Animated HTML cards are an excellent way to engage users and showcase both creativity and technical prowess. This project combines 3D rendering, glowing effects, and real-time user customization to deliver a modern, interactive experience that makes your HTML card come to life.
Setup and Requirements:
Before we dive into creating the 3D Ghost Rider HTML card, let’s make sure you have everything set up for a smooth development process.
1. Prerequisites
To get started, you should have a basic understanding of the following:
- HTML: For structuring the card layout.
- CSS: For styling the HTML card and giving it the desired visual effects.

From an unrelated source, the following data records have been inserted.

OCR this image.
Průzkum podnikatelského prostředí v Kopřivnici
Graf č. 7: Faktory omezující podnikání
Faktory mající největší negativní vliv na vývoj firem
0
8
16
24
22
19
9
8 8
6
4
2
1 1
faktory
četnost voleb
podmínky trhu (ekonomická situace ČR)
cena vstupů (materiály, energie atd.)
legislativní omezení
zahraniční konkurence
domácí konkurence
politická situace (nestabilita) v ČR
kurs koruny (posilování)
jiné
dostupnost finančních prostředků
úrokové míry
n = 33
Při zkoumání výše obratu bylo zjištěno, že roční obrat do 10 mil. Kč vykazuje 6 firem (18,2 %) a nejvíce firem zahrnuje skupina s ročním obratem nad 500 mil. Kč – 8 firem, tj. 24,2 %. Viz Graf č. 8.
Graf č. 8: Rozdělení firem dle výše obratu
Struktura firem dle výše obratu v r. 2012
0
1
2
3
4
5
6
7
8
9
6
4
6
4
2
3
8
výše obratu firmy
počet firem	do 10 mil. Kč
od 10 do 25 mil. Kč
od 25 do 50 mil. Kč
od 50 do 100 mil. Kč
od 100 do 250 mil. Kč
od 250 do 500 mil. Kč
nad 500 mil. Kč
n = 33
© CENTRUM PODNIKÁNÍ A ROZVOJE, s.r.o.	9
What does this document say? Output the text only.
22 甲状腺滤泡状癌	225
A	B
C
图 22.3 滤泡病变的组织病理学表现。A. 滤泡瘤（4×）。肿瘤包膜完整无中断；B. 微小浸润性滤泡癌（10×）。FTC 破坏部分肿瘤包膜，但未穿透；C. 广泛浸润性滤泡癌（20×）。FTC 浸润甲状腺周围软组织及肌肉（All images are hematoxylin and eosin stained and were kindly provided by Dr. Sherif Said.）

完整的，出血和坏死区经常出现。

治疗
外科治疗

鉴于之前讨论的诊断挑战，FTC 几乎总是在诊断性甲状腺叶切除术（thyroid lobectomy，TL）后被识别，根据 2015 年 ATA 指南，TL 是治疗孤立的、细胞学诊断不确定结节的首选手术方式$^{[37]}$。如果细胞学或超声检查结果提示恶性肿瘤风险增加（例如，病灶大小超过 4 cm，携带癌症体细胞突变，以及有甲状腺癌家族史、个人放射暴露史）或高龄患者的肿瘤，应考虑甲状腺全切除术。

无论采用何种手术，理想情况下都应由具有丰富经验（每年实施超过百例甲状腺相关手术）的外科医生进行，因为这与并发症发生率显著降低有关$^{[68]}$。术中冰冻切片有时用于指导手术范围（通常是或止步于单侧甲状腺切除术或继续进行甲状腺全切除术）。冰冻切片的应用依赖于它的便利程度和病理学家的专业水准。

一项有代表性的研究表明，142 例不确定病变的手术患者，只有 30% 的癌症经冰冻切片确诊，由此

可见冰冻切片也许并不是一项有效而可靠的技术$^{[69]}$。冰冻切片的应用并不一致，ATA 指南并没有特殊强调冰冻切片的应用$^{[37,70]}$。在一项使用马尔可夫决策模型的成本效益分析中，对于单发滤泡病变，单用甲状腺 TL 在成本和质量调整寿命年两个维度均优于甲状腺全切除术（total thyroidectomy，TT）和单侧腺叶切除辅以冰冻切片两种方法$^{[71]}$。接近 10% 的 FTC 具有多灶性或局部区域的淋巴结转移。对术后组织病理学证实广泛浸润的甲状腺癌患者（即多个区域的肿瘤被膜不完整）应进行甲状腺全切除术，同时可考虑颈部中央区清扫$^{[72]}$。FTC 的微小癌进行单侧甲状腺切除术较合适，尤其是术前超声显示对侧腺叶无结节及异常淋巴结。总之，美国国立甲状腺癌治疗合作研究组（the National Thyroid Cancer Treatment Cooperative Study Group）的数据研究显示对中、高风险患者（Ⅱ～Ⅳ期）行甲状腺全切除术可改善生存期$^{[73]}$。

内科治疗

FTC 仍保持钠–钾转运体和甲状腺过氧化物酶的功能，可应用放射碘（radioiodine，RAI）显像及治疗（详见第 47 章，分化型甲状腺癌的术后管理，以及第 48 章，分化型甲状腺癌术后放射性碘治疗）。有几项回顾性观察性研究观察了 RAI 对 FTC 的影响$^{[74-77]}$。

- JavaScript: For adding interactivity and animations to the card.
- Familiarity with Three.js is a bonus but not mandatory, as this guide will walk you through its usage.
2. Required Tools
Make sure you have these tools ready for efficient development:
- A text editor like VS Code to write and organize your code.
- A browser (e.g., Chrome or Firefox) to preview your HTML card animation.
- A stable internet connection to load external libraries like Three.js and dat.GUI from a CDN.
3. Libraries Used
This project makes use of the following libraries to achieve its advanced visual effects:
- Three.js: A powerful JavaScript library used for rendering 3D models, animations, and effects within the HTML card.
- dat.GUI: A lightweight GUI controller that allows users to interact with the HTML card’s properties, such as adjusting bloom effects, lighting, and other animation properties in real time.
Project Overview:
Let’s take a look at what we’ll be building in this project:
User-Customized GUI Controls: Incorporate dat.GUI to enable users to adjust animation properties, such as the intensity of the glowing effects or the rotation speed of the card.
Dark-Themed 3D HTML Animated Card: Create an interactive Ghost Rider-themed HTML card animation that features a mysterious glow and sleek modern design.
Three.js for 3D Rendering: Use Three.js to seamlessly render 3D elements and add stunning effects to the HTML card.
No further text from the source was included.